This total, covering the six weeks to April 12, means almost five times as many people sought help through the benefits system as in the same period of 2019. The DWP’s figures show that the daily rate of claims started ticking up in early March, but jumped after March 16, when the government first urged people to avoid social contact, and peaked at more than 100,000 on some days in late March. While the volume of claims has fallen, it is still running above normal levels, the department said. 

The uptick in claims is a stark illustration of the damage the UK’s labour market has sustained in a matter of weeks, with the unemployment rate set to rise from its latest recorded rate of 4 per cent. Official data released on Tuesday showed the employment rate reached a new high of 76.6 per cent in the three months to February. But the Resolution Foundation, a think-tank, said the universal credit figures confirmed “that the UK is unlikely to be setting new employment records for many years to come”. 

The data already suggested a softening in the labour market, with wage growth slowing in the three months to February and the number of vacancies down by 52,000 year on year in early March. The number of vacancies shown on the government’s Find a Job website has more than halved since early March — a fall similar to that reported by other online jobs boards.

With the UK’s official data lagging behind events by several months, it remains very difficult to gauge how many people affected by the lockdown will become unemployed, as opposed to working fewer hours or being placed by their employers on the government’s furlough scheme — which received applications from 140,000 companies for more than 1m employees on the first day.

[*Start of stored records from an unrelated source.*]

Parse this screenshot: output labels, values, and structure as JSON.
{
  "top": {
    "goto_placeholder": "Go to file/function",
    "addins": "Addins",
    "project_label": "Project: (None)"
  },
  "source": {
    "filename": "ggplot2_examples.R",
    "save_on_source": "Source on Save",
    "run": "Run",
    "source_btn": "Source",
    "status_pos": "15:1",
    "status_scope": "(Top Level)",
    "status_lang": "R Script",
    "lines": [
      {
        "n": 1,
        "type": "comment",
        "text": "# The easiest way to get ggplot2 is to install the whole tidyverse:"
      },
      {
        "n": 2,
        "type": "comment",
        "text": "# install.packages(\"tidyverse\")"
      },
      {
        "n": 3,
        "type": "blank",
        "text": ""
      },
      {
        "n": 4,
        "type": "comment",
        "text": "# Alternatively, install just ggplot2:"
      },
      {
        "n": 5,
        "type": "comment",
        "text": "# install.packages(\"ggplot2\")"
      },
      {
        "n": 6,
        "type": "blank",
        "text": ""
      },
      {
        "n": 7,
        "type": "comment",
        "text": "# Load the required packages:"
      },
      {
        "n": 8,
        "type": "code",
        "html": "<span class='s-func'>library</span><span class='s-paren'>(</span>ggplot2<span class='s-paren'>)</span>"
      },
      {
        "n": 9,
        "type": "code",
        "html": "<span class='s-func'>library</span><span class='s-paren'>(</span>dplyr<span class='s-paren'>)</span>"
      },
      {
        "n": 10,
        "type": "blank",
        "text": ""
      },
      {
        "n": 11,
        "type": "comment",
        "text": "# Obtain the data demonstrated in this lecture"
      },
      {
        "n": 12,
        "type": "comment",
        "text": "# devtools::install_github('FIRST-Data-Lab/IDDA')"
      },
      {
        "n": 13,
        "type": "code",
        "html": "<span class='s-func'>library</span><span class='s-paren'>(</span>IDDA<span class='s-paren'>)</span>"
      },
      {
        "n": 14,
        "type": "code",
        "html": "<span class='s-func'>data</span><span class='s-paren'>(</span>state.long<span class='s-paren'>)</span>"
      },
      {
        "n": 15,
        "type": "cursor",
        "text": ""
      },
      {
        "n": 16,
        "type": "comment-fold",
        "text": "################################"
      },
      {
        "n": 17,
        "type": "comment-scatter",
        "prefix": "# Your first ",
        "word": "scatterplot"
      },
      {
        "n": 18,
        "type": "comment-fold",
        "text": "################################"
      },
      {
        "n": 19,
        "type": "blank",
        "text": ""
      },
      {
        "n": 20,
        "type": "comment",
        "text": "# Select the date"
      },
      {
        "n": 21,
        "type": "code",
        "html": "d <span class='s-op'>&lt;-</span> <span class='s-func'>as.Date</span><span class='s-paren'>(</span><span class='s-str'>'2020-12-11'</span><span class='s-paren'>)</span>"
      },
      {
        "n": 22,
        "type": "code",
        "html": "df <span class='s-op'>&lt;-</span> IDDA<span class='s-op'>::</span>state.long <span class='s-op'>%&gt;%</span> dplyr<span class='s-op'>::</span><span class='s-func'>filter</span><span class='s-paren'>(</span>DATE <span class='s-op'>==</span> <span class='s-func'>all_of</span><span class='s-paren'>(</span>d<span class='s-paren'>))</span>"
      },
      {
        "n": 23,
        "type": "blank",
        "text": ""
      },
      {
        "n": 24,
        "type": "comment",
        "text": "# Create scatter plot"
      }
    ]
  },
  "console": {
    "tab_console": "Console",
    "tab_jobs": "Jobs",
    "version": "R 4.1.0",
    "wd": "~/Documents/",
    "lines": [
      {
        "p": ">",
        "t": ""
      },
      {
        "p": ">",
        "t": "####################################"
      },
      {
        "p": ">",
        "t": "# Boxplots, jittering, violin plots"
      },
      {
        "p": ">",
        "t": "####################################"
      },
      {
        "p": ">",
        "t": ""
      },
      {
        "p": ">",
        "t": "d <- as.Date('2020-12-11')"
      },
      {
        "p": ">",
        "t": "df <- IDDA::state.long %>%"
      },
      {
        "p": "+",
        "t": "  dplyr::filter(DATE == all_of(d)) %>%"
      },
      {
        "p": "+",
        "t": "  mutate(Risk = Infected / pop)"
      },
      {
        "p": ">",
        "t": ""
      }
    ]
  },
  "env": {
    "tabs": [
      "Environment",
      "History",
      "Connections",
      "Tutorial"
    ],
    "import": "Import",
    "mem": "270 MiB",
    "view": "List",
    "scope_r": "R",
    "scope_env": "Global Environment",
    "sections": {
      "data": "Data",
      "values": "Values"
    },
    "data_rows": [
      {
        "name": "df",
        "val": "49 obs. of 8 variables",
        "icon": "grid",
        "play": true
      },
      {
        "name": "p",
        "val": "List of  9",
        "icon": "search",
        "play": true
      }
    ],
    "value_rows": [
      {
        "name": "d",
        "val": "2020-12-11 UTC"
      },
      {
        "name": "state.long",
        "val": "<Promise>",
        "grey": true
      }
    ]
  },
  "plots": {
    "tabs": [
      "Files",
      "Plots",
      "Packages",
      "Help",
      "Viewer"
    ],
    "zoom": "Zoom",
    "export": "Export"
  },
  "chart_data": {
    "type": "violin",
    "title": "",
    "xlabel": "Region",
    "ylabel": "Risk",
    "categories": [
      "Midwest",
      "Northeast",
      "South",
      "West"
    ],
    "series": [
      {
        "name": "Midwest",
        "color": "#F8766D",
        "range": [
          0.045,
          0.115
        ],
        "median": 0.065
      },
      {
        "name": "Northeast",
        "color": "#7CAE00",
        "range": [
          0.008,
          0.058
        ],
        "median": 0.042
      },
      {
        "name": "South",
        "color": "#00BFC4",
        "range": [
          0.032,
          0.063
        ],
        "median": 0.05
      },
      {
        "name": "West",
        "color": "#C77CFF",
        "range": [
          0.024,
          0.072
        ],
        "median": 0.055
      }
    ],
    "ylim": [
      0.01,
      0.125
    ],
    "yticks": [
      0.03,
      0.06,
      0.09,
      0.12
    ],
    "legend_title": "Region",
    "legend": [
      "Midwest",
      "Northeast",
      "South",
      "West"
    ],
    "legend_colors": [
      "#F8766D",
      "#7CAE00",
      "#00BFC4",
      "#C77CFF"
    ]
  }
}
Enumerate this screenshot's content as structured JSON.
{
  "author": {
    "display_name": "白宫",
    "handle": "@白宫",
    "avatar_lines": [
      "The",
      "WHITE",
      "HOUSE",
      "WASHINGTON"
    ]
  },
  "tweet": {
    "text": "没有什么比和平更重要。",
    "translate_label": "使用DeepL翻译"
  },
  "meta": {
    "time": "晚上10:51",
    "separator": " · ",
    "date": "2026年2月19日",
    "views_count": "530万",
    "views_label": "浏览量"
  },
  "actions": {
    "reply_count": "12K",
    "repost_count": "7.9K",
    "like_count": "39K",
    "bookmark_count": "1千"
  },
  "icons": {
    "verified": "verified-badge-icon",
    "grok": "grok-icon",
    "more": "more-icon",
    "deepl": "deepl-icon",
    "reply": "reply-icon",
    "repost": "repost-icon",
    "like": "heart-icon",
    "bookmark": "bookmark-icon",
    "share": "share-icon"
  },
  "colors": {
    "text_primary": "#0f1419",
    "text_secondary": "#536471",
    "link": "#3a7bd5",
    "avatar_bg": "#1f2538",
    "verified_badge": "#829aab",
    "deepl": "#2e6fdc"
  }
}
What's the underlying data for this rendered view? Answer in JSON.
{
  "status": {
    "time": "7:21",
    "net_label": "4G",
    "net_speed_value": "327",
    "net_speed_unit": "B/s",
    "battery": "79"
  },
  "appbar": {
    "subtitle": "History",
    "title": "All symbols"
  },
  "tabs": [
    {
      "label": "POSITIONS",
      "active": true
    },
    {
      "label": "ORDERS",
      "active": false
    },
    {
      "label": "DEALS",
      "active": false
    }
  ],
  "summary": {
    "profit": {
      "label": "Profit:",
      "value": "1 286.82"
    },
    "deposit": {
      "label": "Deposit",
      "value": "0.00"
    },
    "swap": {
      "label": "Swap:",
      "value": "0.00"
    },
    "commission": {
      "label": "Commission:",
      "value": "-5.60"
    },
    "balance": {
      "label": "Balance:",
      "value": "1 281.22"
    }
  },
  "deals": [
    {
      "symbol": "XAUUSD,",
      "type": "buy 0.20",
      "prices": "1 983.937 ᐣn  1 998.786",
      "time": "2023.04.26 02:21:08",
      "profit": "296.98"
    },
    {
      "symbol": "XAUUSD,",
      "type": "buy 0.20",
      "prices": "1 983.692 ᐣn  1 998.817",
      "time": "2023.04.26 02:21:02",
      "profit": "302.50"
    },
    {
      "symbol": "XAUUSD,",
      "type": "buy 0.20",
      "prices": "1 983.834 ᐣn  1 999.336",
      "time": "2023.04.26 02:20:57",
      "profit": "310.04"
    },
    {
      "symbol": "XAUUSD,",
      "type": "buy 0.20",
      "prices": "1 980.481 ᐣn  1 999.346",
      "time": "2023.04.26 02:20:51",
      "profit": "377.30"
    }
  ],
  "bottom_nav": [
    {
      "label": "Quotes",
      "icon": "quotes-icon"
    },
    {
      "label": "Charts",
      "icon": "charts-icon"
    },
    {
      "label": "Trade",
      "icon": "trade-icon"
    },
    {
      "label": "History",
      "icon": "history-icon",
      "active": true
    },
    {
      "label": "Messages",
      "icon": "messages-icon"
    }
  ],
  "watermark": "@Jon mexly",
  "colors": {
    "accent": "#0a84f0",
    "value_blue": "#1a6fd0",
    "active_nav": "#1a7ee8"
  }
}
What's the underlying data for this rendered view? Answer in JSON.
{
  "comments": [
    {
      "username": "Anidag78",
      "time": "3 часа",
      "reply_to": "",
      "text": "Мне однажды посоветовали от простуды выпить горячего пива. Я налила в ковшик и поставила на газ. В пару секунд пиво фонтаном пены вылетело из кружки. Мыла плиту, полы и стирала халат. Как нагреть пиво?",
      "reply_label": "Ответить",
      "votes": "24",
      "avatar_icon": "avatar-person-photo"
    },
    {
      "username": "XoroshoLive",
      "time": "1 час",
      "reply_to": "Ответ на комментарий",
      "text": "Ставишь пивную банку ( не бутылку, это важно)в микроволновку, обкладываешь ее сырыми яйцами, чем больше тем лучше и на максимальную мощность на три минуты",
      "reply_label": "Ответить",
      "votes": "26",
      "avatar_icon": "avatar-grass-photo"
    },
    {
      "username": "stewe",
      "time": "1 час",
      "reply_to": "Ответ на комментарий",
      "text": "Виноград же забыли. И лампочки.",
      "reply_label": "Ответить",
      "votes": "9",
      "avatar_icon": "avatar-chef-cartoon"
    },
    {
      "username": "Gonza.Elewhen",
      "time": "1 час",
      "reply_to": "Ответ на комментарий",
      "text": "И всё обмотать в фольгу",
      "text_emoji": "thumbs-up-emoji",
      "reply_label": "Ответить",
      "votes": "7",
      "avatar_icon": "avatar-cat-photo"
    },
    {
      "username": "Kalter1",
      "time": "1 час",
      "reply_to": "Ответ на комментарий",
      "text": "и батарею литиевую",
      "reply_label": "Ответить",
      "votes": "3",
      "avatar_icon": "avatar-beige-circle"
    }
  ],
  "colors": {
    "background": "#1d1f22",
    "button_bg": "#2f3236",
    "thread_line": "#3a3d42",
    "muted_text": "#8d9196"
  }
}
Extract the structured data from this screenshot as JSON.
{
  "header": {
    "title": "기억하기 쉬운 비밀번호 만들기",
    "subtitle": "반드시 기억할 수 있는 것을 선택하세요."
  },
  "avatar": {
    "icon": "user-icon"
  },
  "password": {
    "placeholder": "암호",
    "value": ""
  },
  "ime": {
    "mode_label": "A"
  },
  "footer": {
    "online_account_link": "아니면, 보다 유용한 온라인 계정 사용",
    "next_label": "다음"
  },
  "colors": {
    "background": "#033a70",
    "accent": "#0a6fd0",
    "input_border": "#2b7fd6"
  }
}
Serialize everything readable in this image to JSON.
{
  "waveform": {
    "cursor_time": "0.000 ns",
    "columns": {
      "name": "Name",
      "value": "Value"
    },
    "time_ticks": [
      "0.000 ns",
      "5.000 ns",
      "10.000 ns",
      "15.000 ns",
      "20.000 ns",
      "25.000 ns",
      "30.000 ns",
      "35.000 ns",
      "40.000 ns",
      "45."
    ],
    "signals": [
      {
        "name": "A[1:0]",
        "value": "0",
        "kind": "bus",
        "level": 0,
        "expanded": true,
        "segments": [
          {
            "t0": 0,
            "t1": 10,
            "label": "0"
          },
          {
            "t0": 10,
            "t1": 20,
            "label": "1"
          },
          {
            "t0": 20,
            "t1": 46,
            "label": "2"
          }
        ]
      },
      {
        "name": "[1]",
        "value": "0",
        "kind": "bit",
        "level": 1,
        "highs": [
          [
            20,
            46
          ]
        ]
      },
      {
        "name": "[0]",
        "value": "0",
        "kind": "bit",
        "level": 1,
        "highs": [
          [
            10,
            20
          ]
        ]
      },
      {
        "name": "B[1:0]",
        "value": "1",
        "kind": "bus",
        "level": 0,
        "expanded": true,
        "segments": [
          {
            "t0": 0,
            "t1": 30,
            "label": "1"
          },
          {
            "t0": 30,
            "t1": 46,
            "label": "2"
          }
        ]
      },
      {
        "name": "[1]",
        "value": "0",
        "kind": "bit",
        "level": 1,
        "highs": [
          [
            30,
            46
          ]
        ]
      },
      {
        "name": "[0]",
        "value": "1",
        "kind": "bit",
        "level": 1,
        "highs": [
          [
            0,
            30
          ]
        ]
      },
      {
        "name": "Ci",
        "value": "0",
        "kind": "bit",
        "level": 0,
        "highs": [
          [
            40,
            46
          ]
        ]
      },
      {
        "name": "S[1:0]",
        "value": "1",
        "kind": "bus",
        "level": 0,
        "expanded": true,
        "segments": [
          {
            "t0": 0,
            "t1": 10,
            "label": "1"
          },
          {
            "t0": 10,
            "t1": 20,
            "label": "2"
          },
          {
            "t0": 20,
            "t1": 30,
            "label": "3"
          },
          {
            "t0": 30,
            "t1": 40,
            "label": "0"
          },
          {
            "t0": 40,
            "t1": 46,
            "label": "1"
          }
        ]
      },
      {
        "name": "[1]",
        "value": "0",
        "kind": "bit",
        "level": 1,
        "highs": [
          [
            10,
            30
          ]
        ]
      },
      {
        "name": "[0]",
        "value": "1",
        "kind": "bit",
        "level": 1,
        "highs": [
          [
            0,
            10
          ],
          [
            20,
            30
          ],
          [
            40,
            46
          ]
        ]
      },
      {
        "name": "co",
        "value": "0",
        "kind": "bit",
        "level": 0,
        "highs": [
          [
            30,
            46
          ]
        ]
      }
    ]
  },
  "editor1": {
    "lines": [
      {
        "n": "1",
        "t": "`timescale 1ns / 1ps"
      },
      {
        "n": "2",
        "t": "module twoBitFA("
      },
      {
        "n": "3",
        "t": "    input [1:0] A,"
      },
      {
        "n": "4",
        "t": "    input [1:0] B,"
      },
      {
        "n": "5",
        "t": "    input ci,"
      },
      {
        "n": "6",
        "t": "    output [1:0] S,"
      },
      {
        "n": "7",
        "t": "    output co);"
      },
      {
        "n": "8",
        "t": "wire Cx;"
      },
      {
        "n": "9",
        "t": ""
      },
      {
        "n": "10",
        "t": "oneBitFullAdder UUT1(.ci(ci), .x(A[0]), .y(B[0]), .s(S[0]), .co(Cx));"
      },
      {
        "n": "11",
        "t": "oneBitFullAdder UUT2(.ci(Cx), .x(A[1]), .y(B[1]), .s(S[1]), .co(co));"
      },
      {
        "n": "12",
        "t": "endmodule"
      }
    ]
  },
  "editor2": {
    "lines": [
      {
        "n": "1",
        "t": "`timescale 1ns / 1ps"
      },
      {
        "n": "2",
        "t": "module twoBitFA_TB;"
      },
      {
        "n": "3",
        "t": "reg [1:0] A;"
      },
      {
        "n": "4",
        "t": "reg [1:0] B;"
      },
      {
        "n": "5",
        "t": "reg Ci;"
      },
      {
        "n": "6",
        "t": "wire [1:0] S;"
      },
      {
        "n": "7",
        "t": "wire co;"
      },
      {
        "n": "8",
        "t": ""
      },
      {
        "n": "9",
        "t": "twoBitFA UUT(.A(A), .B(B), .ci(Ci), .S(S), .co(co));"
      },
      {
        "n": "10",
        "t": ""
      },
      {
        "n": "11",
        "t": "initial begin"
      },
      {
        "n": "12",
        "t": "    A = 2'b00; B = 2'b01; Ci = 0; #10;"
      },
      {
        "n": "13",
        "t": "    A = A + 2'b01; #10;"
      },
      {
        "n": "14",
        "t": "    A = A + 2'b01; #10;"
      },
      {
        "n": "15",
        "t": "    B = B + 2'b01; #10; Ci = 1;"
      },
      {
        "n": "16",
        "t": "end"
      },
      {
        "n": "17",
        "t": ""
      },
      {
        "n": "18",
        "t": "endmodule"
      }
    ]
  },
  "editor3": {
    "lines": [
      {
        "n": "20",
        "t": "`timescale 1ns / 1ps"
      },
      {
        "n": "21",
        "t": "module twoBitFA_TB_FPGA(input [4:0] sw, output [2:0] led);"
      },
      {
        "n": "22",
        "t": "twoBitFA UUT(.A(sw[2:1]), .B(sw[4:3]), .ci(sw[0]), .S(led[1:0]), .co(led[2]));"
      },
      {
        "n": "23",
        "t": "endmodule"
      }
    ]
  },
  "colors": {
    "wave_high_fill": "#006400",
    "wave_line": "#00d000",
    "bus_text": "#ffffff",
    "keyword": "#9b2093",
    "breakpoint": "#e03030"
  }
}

Many of those who have filed claims for universal credit may since have been rehired and placed on furlough by their employers, while others might qualify for support offered to the self-employed. Others could be seeking help because their hours or wages have been cut.

Danny Blanchflower, a former member of the Bank of England’s Monetary Policy Committee, said the UK’s failure to produce more timely labour market data — in contrast with the real-time information available in the US, Canada and elsewhere — was “embarrassing” and had left policymakers in the dark just when “it really matters to know what’s going on”.